This is a PyTorch implementation of byte-level language modeling using the bltzr_tokenizer.py tokenizer.
The model is BLH, Byte Latent Hyena: a BLT-style byte/patch hybrid model with a latent Hyena backbone. It combines:
- Local byte-rate processing via small Hyena blocks for encoding/decoding
- Patch-rate latent backbone using Hyena operators for efficient long-range modeling
- FFT-based causal convolution for sub-quadratic sequence modeling
The reference Hyena and BLT papers are included in the repo.
The key building block is HyenaOperator, which replaces self-attention with long convolutions.
In this implementation:
- Long convolutions: The implicit filter length is
l_max(the context window). - Data-controlled filters: A small MLP generates the filter from a learnable positional signal.

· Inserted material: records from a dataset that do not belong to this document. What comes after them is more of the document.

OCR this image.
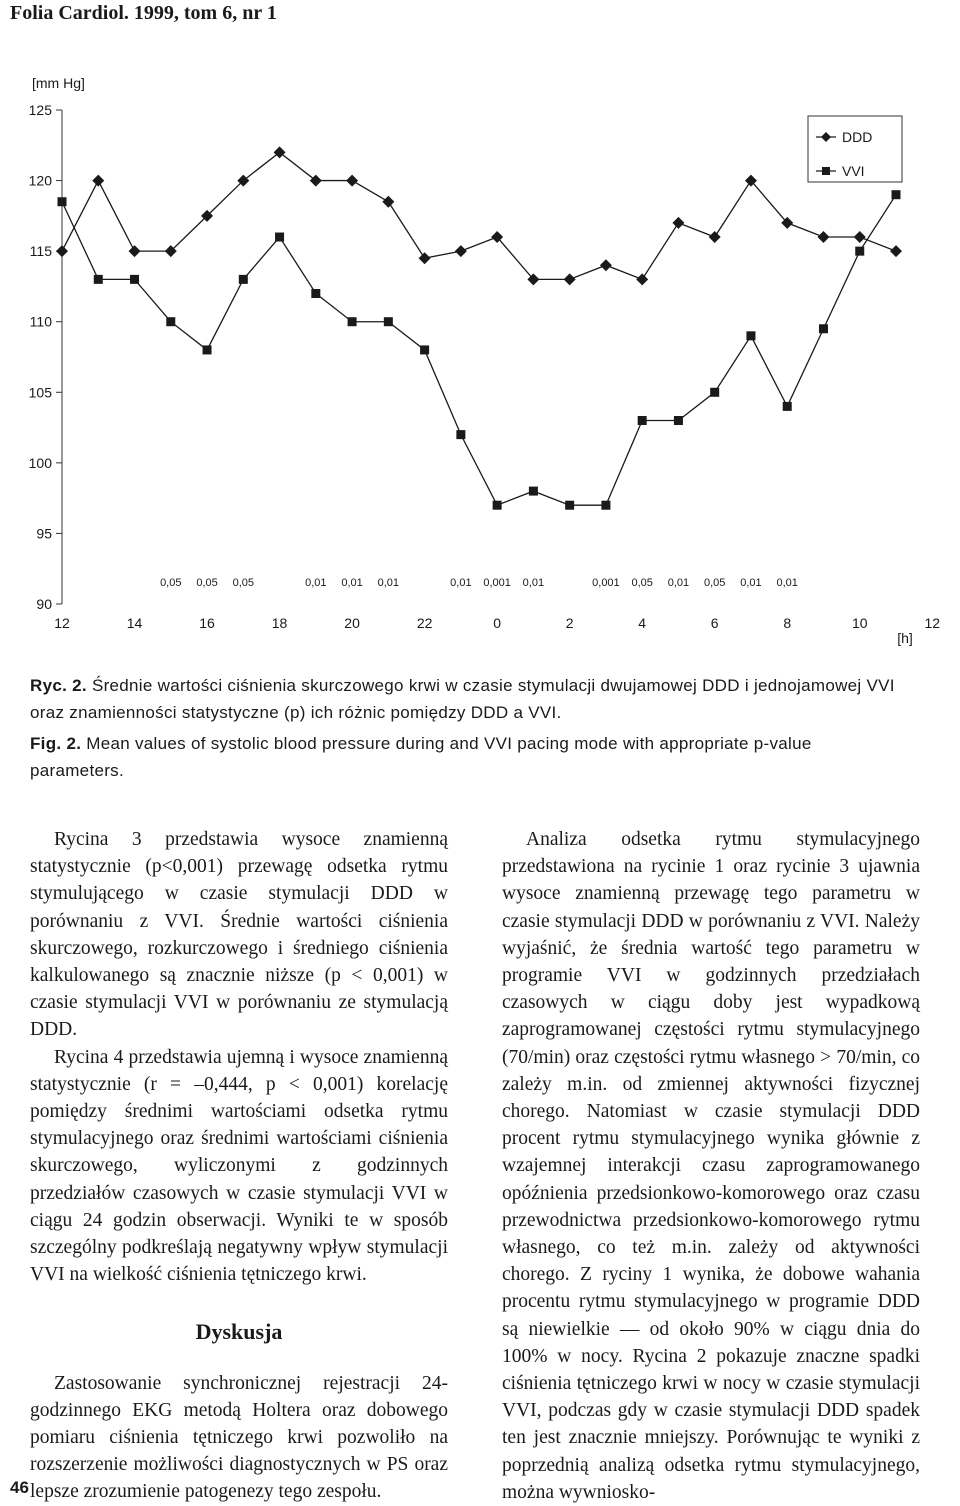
Folia Cardiol. 1999, tom 6, nr 1
[mm Hg]
90
95
100
105
110
115
120
125
12	14	16	18	20	22	0	2	4	6	8	10	12
[h]
0,05 0,05 0,05	0,01 0,01 0,01	0,01 0,001 0,01	0,001 0,05 0,01 0,05 0,01 0,01
DDD
VVI
Ryc. 2. Średnie wartości ciśnienia skurczowego krwi w czasie stymulacji dwujamowej DDD i jednojamowej VVI oraz znamienności statystyczne (p) ich różnic pomiędzy DDD a VVI.
Fig. 2. Mean values of systolic blood pressure during and VVI pacing mode with appropriate p-value parameters.

Rycina 3 przedstawia wysoce znamienną statystycznie (p<0,001) przewagę odsetka rytmu stymulującego w czasie stymulacji DDD w porównaniu z VVI. Średnie wartości ciśnienia skurczowego, rozkurczowego i średniego ciśnienia kalkulowanego są znacznie niższe (p < 0,001) w czasie stymulacji VVI w porównaniu ze stymulacją DDD.

Rycina 4 przedstawia ujemną i wysoce znamienną statystycznie (r = –0,444, p < 0,001) korelację pomiędzy średnimi wartościami odsetka rytmu stymulacyjnego oraz średnimi wartościami ciśnienia skurczowego, wyliczonymi z godzinnych przedziałów czasowych w czasie stymulacji VVI w ciągu 24 godzin obserwacji. Wyniki te w sposób szczególny podkreślają negatywny wpływ stymulacji VVI na wielkość ciśnienia tętniczego krwi.

Dyskusja

Zastosowanie synchronicznej rejestracji 24-godzinnego EKG metodą Holtera oraz dobowego pomiaru ciśnienia tętniczego krwi pozwoliło na rozszerzenie możliwości diagnostycznych w PS oraz lepsze zrozumienie patogenezy tego zespołu.

Analiza odsetka rytmu stymulacyjnego przedstawiona na rycinie 1 oraz rycinie 3 ujawnia wysoce znamienną przewagę tego parametru w czasie stymulacji DDD w porównaniu z VVI. Należy wyjaśnić, że średnia wartość tego parametru w programie VVI w godzinnych przedziałach czasowych w ciągu doby jest wypadkową zaprogramowanej częstości rytmu stymulacyjnego (70/min) oraz częstości rytmu własnego > 70/min, co zależy m.in. od zmiennej aktywności fizycznej chorego. Natomiast w czasie stymulacji DDD procent rytmu stymulacyjnego wynika głównie z wzajemnej interakcji czasu zaprogramowanego opóźnienia przedsionkowo-komorowego oraz czasu przewodnictwa przedsionkowo-komorowego rytmu własnego, co też m.in. zależy od aktywności chorego. Z ryciny 1 wynika, że dobowe wahania procentu rytmu stymulacyjnego w programie DDD są niewielkie — od około 90% w ciągu dnia do 100% w nocy. Rycina 2 pokazuje znaczne spadki ciśnienia tętniczego krwi w nocy w czasie stymulacji VVI, podczas gdy w czasie stymulacji DDD spadek ten jest znacznie mniejszy. Porównując te wyniki z poprzednią analizą odsetka rytmu stymulacyjnego, można wywniosko-

46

- Causal convolution via FFT: Causal linear convolution is implemented with zero-padded FFTs:
y[t] = Σ h[t-s] * x[s] for s ≤ t
Complexity: O(L log L) time, O(L) memory for the convolution.

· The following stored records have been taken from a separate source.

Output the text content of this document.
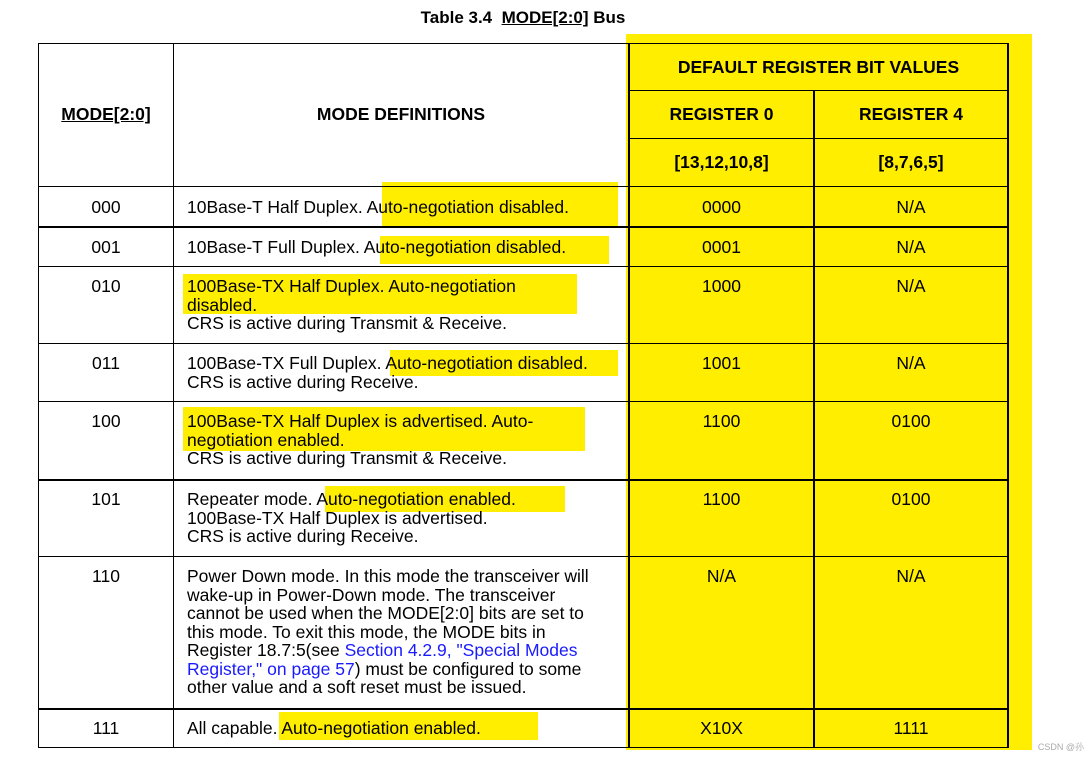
Table 3.4 MODE[2:0] Bus
MODE[2:0]	MODE DEFINITIONS
DEFAULT REGISTER BIT VALUES
REGISTER 0	REGISTER 4
[13,12,10,8]	[8,7,6,5]
000	10Base-T Half Duplex. Auto-negotiation disabled.	0000	N/A
001	10Base-T Full Duplex. Auto-negotiation disabled.	0001	N/A
010	100Base-TX Half Duplex. Auto-negotiation
disabled.
CRS is active during Transmit & Receive.
1000	N/A
011	100Base-TX Full Duplex. Auto-negotiation disabled.
CRS is active during Receive.
1001	N/A
100	100Base-TX Half Duplex is advertised. Auto-
negotiation enabled.
CRS is active during Transmit & Receive.
1100	0100
101	Repeater mode. Auto-negotiation enabled.
100Base-TX Half Duplex is advertised.
CRS is active during Receive.
1100	0100
110	Power Down mode. In this mode the transceiver will
wake-up in Power-Down mode. The transceiver
cannot be used when the MODE[2:0] bits are set to
this mode. To exit this mode, the MODE bits in
Register 18.7:5(see Section 4.2.9, "Special Modes
Register," on page 57) must be configured to some
other value and a soft reset must be issued.
N/A	N/A
111	All capable. Auto-negotiation enabled.	X10X	1111
CSDN @孙
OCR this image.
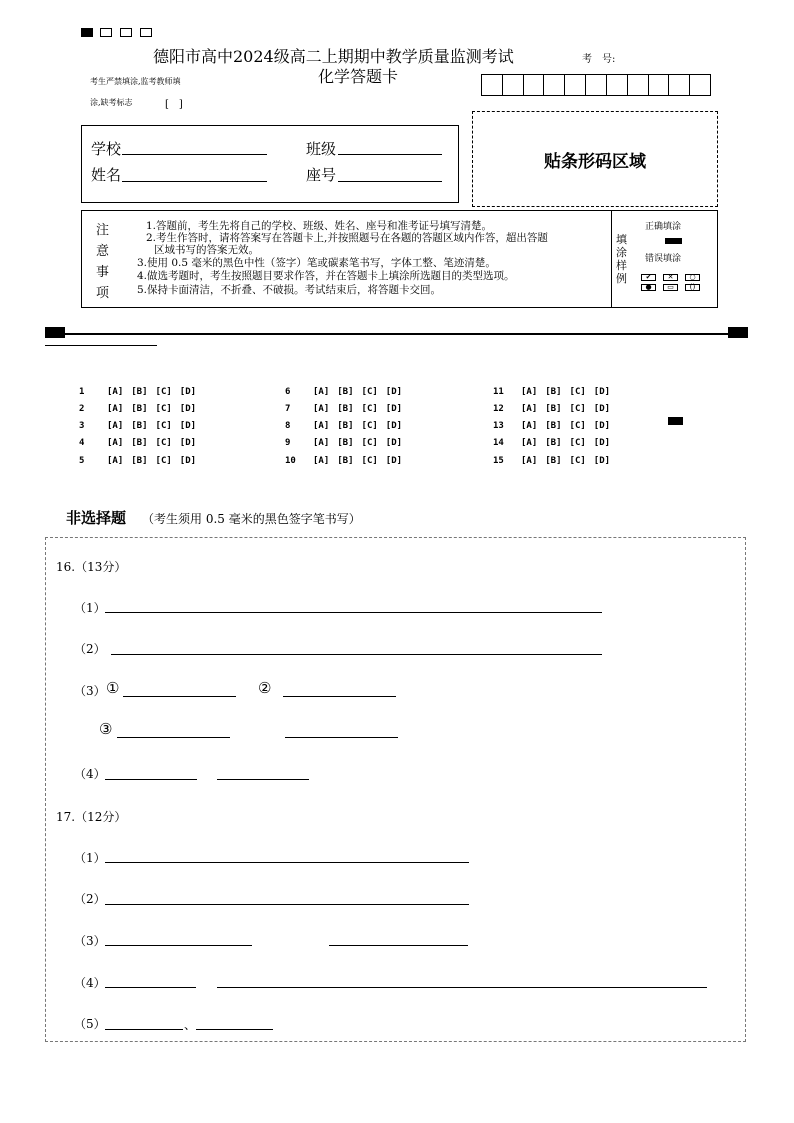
德阳市高中2024级高二上期期中教学质量监测考试
化学答题卡
考　号:
考生严禁填涂,监考教师填
涂,缺考标志	[　]
学校	班级
姓名	座号
贴条形码区域
注
意
事
项
1.答题前，考生先将自己的学校、班级、姓名、座号和准考证号填写清楚。
2.考生作答时，请将答案写在答题卡上,并按照题号在各题的答题区域内作答，超出答题
区域书写的答案无效。
3.使用 0.5 毫米的黑色中性（签字）笔或碳素笔书写，字体工整、笔迹清楚。
4.做选考题时，考生按照题目要求作答，并在答题卡上填涂所选题目的类型选项。
5.保持卡面清洁，不折叠、不破损。考试结束后，将答题卡交回。
填
涂
样
例
正确填涂
错误填涂
✔	✕	○
●	▭	()
1	[A] [B] [C] [D]
2	[A] [B] [C] [D]
3	[A] [B] [C] [D]
4	[A] [B] [C] [D]
5	[A] [B] [C] [D]
6	[A] [B] [C] [D]
7	[A] [B] [C] [D]
8	[A] [B] [C] [D]
9	[A] [B] [C] [D]
10 [A] [B] [C] [D]
11 [A] [B] [C] [D]
12 [A] [B] [C] [D]
13 [A] [B] [C] [D]
14 [A] [B] [C] [D]
15 [A] [B] [C] [D]
非选择题 （考生须用 0.5 毫米的黑色签字笔书写）
16.（13分）
（1）
（2）
（3） ①	②
③
（4）
17.（12分）
（1）
（2）
（3）
（4）
（5）	、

See ARCHITECTURE for detailed overview of all building blocks.
Install dependencies (CPU-only or CUDA builds of PyTorch both work):
pip install -r requirements.txtSee CONFIG for all configuration parameters.
Also take a look at entropy model config and training config with entropy model for complete examples.
See DATASET.md for detailed dataset schema format.
Training uses YAML config files, sample config included.
# Train BLH with the smoke config
python train.py --config configs/blh_smoke.yaml
# Train using a custom file or directory (used for both training and validation then)
python train.py --config configs/blh_smoke.yaml --data_file /path/to/data_dir
# Resume training from a checkpoint (continues with same config/optimizer state)
python train.py --config /path/to/training_config.yaml --resume /path/to/runs/<model_name>/checkpoints/latestThe default patching uses fixed sizes per modality (text: 16 bytes, binary: 64 bytes). Following the original BLT paper, you can also use entropy-based dynamic patching which allocates more compute to complex/unpredictable regions.
Entropy caches are token-indexed to match the exact training token stream produced by StreamBytesDataset.
# Step 1: Train a small entropy model (~50M params)
python train_entropy_model.py --config configs/emo_2048.yaml
# Step 2: Precompute entropy scores for your training data
# IMPORTANT: --seq_len must match your training config `data.seq_len`
# `--source` can be a single file or a directory.
python precompute_entropy.py --seq_len 2048 --source /data/train.txt \
--entropy_model /data/runs/emo_2048/exports/final
python precompute_entropy.py --seq_len 2048 --source /data/val.txt \
--entropy_model /data/runs/emo_2048/exports/final
# Note: entropy caches are token-indexed
# Step 3: Train BLH with entropy-based patching
python train.py --config configs/blh_92m_entropy_2048.yamlInference is relatively minimal:
- loads a model/checkpoint directory
- generates a fixed number of tokens, optionally stopping generation earlier on stop tokens
- uses top-k, top-p, or min-p sampling
- optionally streams output incrementally with
--stream
By default it prints the generated bytes decoded as lossy UTF-8 (errors="ignore").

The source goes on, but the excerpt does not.